The study, co-authored by Gerald Mahoney, the Verna Houck Motto Professor of Families and Communities and associate dean for research and training at the Jack, Joseph and Morton Mandel School of Applied Social Sciences, examined the effects of this technique in a small experimental research study involving 28 preschool-aged children with autism and their parents in Saudi Arabia.
One focus of the study was to examine whether mothers' high stress and depression levels might improve based on their level of responsiveness in daily interactions with their children.
"Saudi Arabia is a country where there are not a lot of services for young children with disabilities," Mahoney said. "We wanted to examine the effects of this low-cost intervention strategy that focused on improving the quality of parents' involvement with their children and evaluate the effects of this intervention on both children and their parents."
Mahoney was joined in this study by a team of researchers from King Saud University and King Faisal Specialist Hospital and Research Centre in Riyadh, Saudi Arabia.
Autism is a disability not only affecting child development, but also interfering with children's ability to engage in social interaction with their parents and others. Parents of children with autism commonly report extremely high levels of parenting stress and depression not only when their children are young but continuing throughout childhood.
Mahoney said that "parents of autistic children in Saudi Arabia are generally not involved with intervention services there, while parent involvement is a major focus of early intervention services in the United States and elsewhere."
So focusing on improving mother/child relationships made sense, he said.
Mahoney said the strategy worked.
At the beginning of this four-month study, all parents reported clinical levels of stress, and 70 percent reported clinical levels of depression. By the end of the research, the percentage of parents who received responsive teaching experiencing clinical levels of stress dropped to 30 percent; and the percentage of parents experiencing clinical levels of depression dropped to 15 percent. In comparison, there were no improvements reported for parents in the control group receiving no treatment.
In addition, children of parents receiving responsive teaching made significant developmental improvements as well: 44 percent attained better social skills; 37 percent improved language development; and 24 percent enhanced fine motor skills compared to children in the control group.
These findings were recently published in the International Journal of Disability, Development and Education.
"Although this was a small sample, we can say that this research was quite successful," said Mahoney, who has spent decades researching interventions for children with disabilities. "By changing the intervention to a relationship focused approach, we found that mothers' depression and stress dropped dramatically."
Mahoney, along with Frida Perales, who received her doctoral degree in social welfare from the Mandel School, recently published a book about responsive teaching, appropriately titled Responsive Teaching: Relationship Based Developmental Intervention.

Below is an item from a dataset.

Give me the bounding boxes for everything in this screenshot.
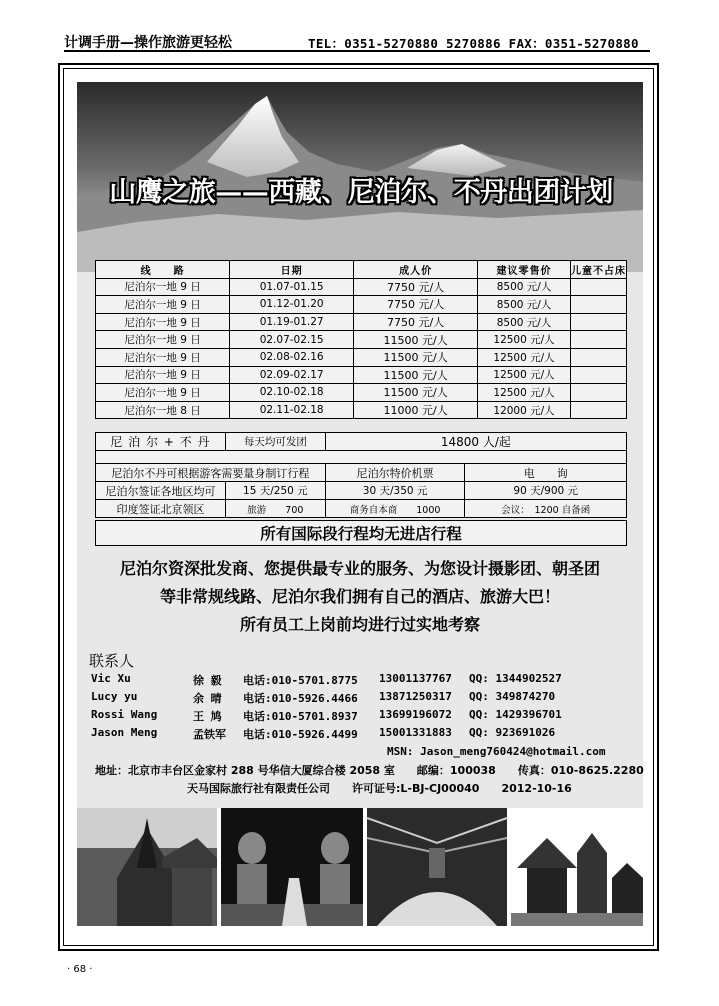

Responsive teaching is an evidence-based developmental curriculum designed for early intervention professionals who work with parents and caregivers to support and enhance their children's development in their natural environment.

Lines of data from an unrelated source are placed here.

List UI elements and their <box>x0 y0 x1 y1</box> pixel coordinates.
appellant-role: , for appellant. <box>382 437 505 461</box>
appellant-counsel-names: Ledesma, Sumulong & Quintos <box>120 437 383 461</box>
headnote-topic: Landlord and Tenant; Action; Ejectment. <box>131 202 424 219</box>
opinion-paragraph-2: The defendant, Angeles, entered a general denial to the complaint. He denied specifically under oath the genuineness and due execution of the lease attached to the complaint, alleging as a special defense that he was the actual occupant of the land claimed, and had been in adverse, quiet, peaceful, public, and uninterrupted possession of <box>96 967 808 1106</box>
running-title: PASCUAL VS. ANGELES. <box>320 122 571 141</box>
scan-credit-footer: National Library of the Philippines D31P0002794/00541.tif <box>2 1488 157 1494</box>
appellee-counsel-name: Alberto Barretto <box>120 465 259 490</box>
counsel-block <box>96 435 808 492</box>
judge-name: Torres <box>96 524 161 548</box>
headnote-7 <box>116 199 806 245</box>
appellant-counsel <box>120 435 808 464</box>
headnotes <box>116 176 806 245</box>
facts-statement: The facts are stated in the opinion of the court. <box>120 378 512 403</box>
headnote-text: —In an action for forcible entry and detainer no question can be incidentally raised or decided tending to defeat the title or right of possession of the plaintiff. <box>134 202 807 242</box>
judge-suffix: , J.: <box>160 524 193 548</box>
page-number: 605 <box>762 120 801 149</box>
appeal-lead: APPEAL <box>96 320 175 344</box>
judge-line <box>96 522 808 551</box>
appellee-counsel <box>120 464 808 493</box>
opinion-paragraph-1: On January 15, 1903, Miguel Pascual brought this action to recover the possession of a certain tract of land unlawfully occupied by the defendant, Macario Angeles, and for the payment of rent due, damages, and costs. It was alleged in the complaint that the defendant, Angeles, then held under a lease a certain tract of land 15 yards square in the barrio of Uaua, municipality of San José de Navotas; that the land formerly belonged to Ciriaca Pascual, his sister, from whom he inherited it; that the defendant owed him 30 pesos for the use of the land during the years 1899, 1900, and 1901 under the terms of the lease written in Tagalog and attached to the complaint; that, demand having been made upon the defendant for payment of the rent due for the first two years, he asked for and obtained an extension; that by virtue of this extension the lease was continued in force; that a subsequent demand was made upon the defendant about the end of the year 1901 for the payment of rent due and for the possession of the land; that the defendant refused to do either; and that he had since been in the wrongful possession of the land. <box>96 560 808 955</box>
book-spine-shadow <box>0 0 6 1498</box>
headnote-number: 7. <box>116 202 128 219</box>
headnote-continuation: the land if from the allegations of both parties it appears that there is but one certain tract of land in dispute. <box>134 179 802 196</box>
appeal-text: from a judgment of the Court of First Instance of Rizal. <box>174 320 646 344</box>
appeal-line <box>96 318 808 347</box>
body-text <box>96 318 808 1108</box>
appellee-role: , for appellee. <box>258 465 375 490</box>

The book, published by Lulu Publishing, stems from research investigating how parents' interactive relationships are associated with the development and well-being of children with developmental disabilities and risks.
It includes detailed instructional strategies, procedures, and session plans for addressing children's needs across three developmental domains: cognition, communication, and social emotional functioning.
For example, rather than encouraging parents to directly teach their children the communication and play skills that characterize their developmental delays—commonly practiced in early developmental intervention. The method focuses on encouraging parents to teach children skills, including: to take a turn and wait; act as a playful partner; and respond immediately to a child's play in communication behaviors.